Santa Clarita Diet

A única certeza inabalável da vida humana, a morte é também considerada um dos maiores medos humanos. Da religião à ficção, driblar a morte é um tema recorrente – de criaturas naturais que ganham uma segunda vida como os vampiros ou zumbis ao conceito de reencarnação, essa é uma fantasia poderosa. Na nova produção do Netflix, Santa Clarita Diet, a ideia ganha um novo frescor, ao transformar uma corretora de imóveis em um zumbi com a libido e o impulso de um vampiro, instintos que entram em conflito com a ideia de proteger a família e os negócios.

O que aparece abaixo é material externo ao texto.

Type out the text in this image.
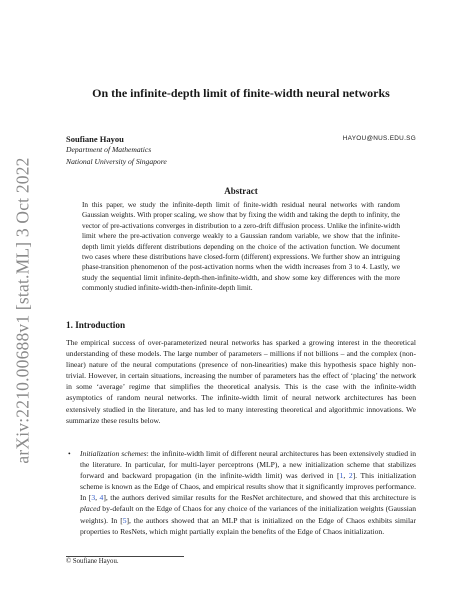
arXiv:2210.00688v1 [stat.ML] 3 Oct 2022
On the infinite-depth limit of finite-width neural networks
Soufiane Hayou	HAYOU@NUS.EDU.SG
Department of Mathematics
National University of Singapore
Abstract

In this paper, we study the infinite-depth limit of finite-width residual neural networks with random Gaussian weights. With proper scaling, we show that by fixing the width and taking the depth to infinity, the vector of pre-activations converges in distribution to a zero-drift diffusion process. Unlike the infinite-width limit where the pre-activation converge weakly to a Gaussian random variable, we show that the infinite-depth limit yields different distributions depending on the choice of the activation function. We document two cases where these distributions have closed-form (different) expressions. We further show an intriguing phase-transition phenomenon of the post-activation norms when the width increases from 3 to 4. Lastly, we study the sequential limit infinite-depth-then-infinite-width, and show some key differences with the more commonly studied infinite-width-then-infinite-depth limit.

1. Introduction

The empirical success of over-parameterized neural networks has sparked a growing interest in the theoretical understanding of these models. The large number of parameters – millions if not billions – and the complex (non-linear) nature of the neural computations (presence of non-linearities) make this hypothesis space highly non-trivial. However, in certain situations, increasing the number of parameters has the effect of ‘placing’ the network in some ‘average’ regime that simplifies the theoretical analysis. This is the case with the infinite-width asymptotics of random neural networks. The infinite-width limit of neural network architectures has been extensively studied in the literature, and has led to many interesting theoretical and algorithmic innovations. We summarize these results below.

• Initialization schemes: the infinite-width limit of different neural architectures has been extensively studied in the literature. In particular, for multi-layer perceptrons (MLP), a new initialization scheme that stabilizes forward and backward propagation (in the infinite-width limit) was derived in [1, 2]. This initialization scheme is known as the Edge of Chaos, and empirical results show that it significantly improves performance. In [3, 4], the authors derived similar results for the ResNet architecture, and showed that this architecture is placed by-default on the Edge of Chaos for any choice of the variances of the initialization weights (Gaussian weights). In [5], the authors showed that an MLP that is initialized on the Edge of Chaos exhibits similar properties to ResNets, which might partially explain the benefits of the Edge of Chaos initialization.
© Soufiane Hayou.
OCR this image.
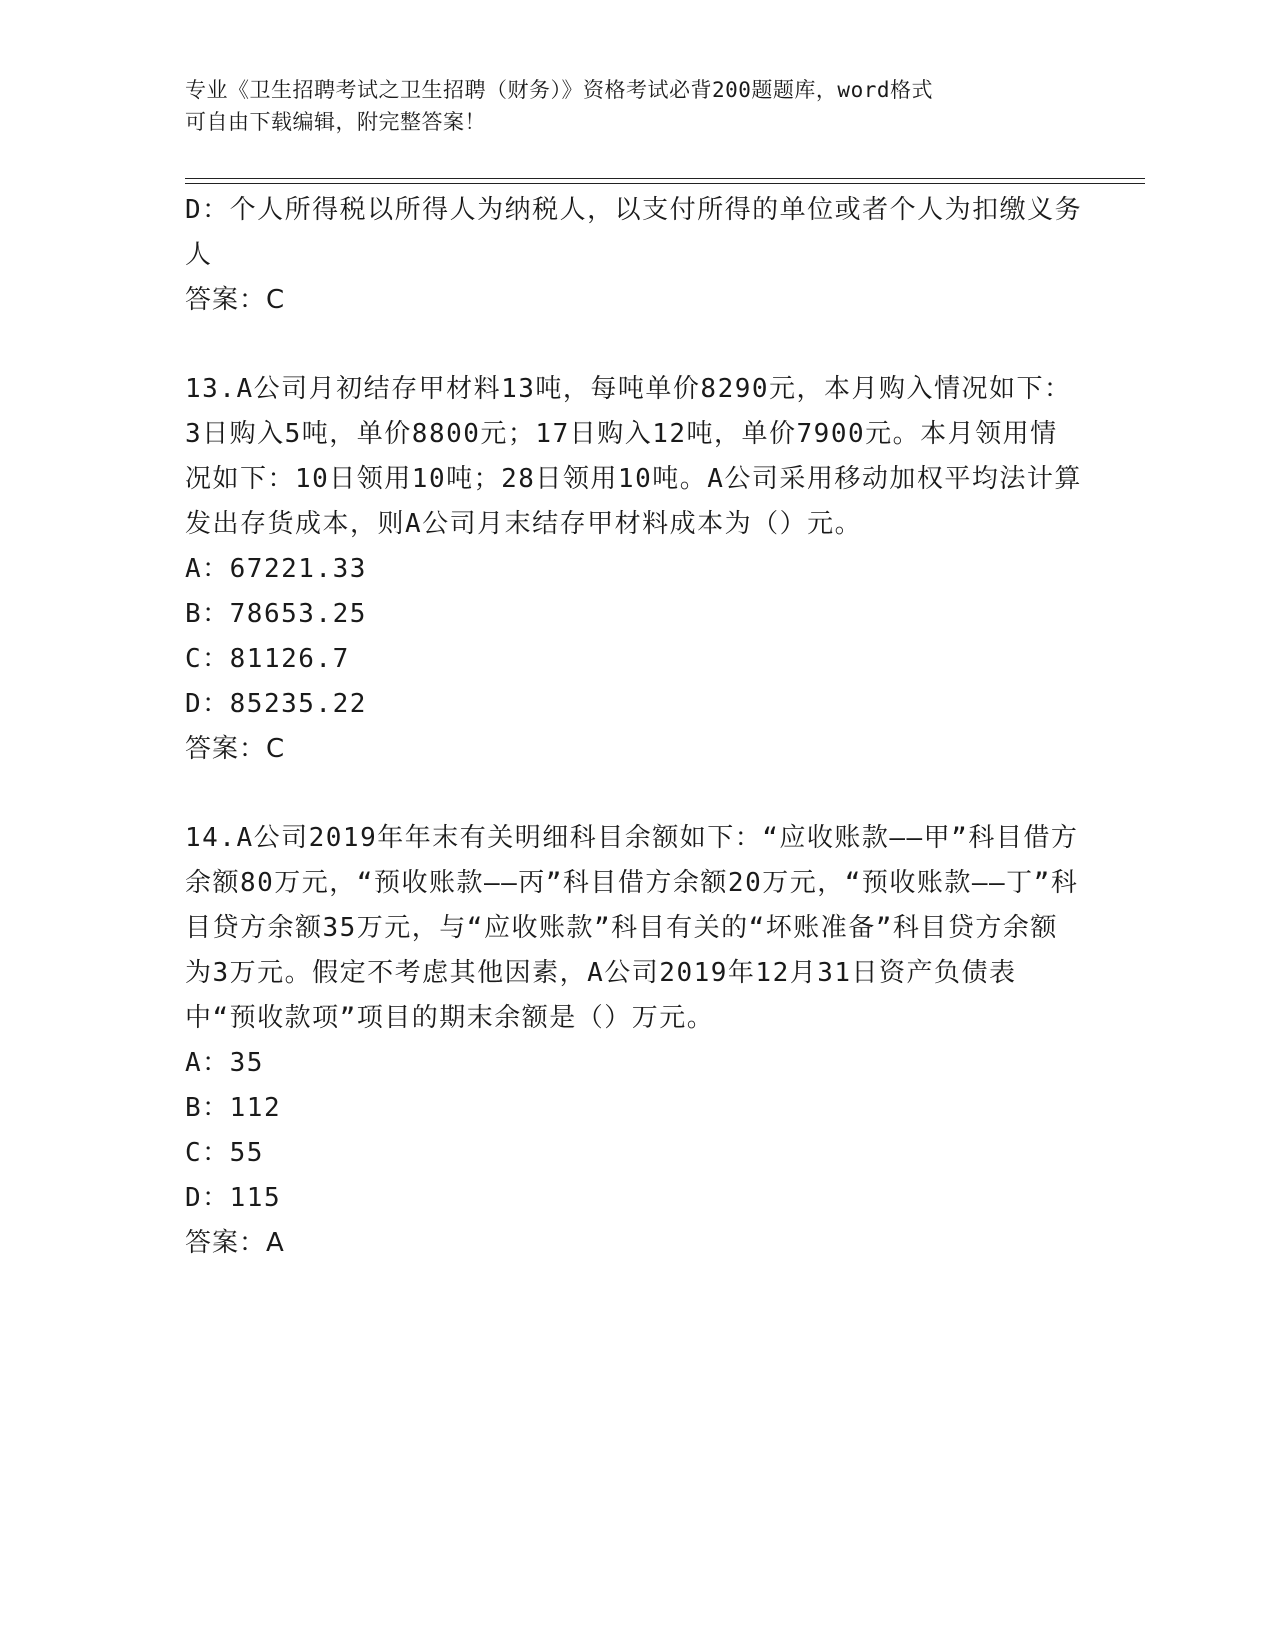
专业《卫生招聘考试之卫生招聘（财务）》资格考试必背200题题库，word格式
可自由下载编辑，附完整答案！

D：个人所得税以所得人为纳税人，以支付所得的单位或者个人为扣缴义务人

答案：C

13.A公司月初结存甲材料13吨，每吨单价8290元，本月购入情况如下：3日购入5吨，单价8800元；17日购入12吨，单价7900元。本月领用情况如下：10日领用10吨；28日领用10吨。A公司采用移动加权平均法计算发出存货成本，则A公司月末结存甲材料成本为（）元。

A：67221.33

B：78653.25

C：81126.7

D：85235.22

答案：C

14.A公司2019年年末有关明细科目余额如下：“应收账款——甲”科目借方余额80万元，“预收账款——丙”科目借方余额20万元，“预收账款——丁”科目贷方余额35万元，与“应收账款”科目有关的“坏账准备”科目贷方余额为3万元。假定不考虑其他因素，A公司2019年12月31日资产负债表中“预收款项”项目的期末余额是（）万元。

A：35

B：112

C：55

D：115

答案：A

Hilária, Drew Barrymore ganha o seu papel mais fascinante em anos. Sheila, sua personagem, morre, mas continua vivendo como se nada tivesse acontecido. Com exceção, é claro, do seu desejo incontrolável de carne humana (e outros impulsos também). O marido, Joel (Timothy Olyphant), obviamente, não saberá lidar com as mudanças da esposa, mas se prontifica a ajudá-la. Juntos, então, eles buscam: restaurar o equilíbrio familiar; encontrar o jantar ideal para Sheila; descobrir se há uma cura ou não para ela.

Partindo dessa premissa peculiar, Santa Clarita Diet é recheada com humor negro e sarcasmo, o que proporciona momentos hilários – como uma discussão a respeito da tampa de um tapoer, algo comum para um casal de classe média, com o diferencial de que dentro havia carne humana. Isso já no segundo capítulo da série, cuja primeira temporada tem dez episódios.

Santa Clarita Diet é no fundo uma história sobre uma família tentando se ajustar a um novo ambiente, buscando maneiras de se reinventar, após tantos anos juntos. Só que esse casal de meia idade terá dilemas um pouquinho mais peculiares do que o normal, e essa é a graça, como os dois, mais a filha adolescente, Abby (Liv Hewson), tentam manter a unidade familiar, e as aparências para os vizinhos bisbilhoteiros do subúrbio, com tantas mudanças. A série discute também relações de gênero, e é interessante notar a naturalidade que a narrativa imprime ao fato de que, nessa família, a mulher é a figura dominante. E, agora que está morta, esse traço de Sheila cresce exponencialmente, afinal, a morte a torna destemida, e a leva a viver com uma liberdade e confiança que a vida nunca lhe tinha permitido. É como se precisássemos morrer para perceber como algumas coisas que nos prendem socialmente não são importantes, como às vezes seria melhor seguir mais os próprios instintos e desejos (e muitas vezes não).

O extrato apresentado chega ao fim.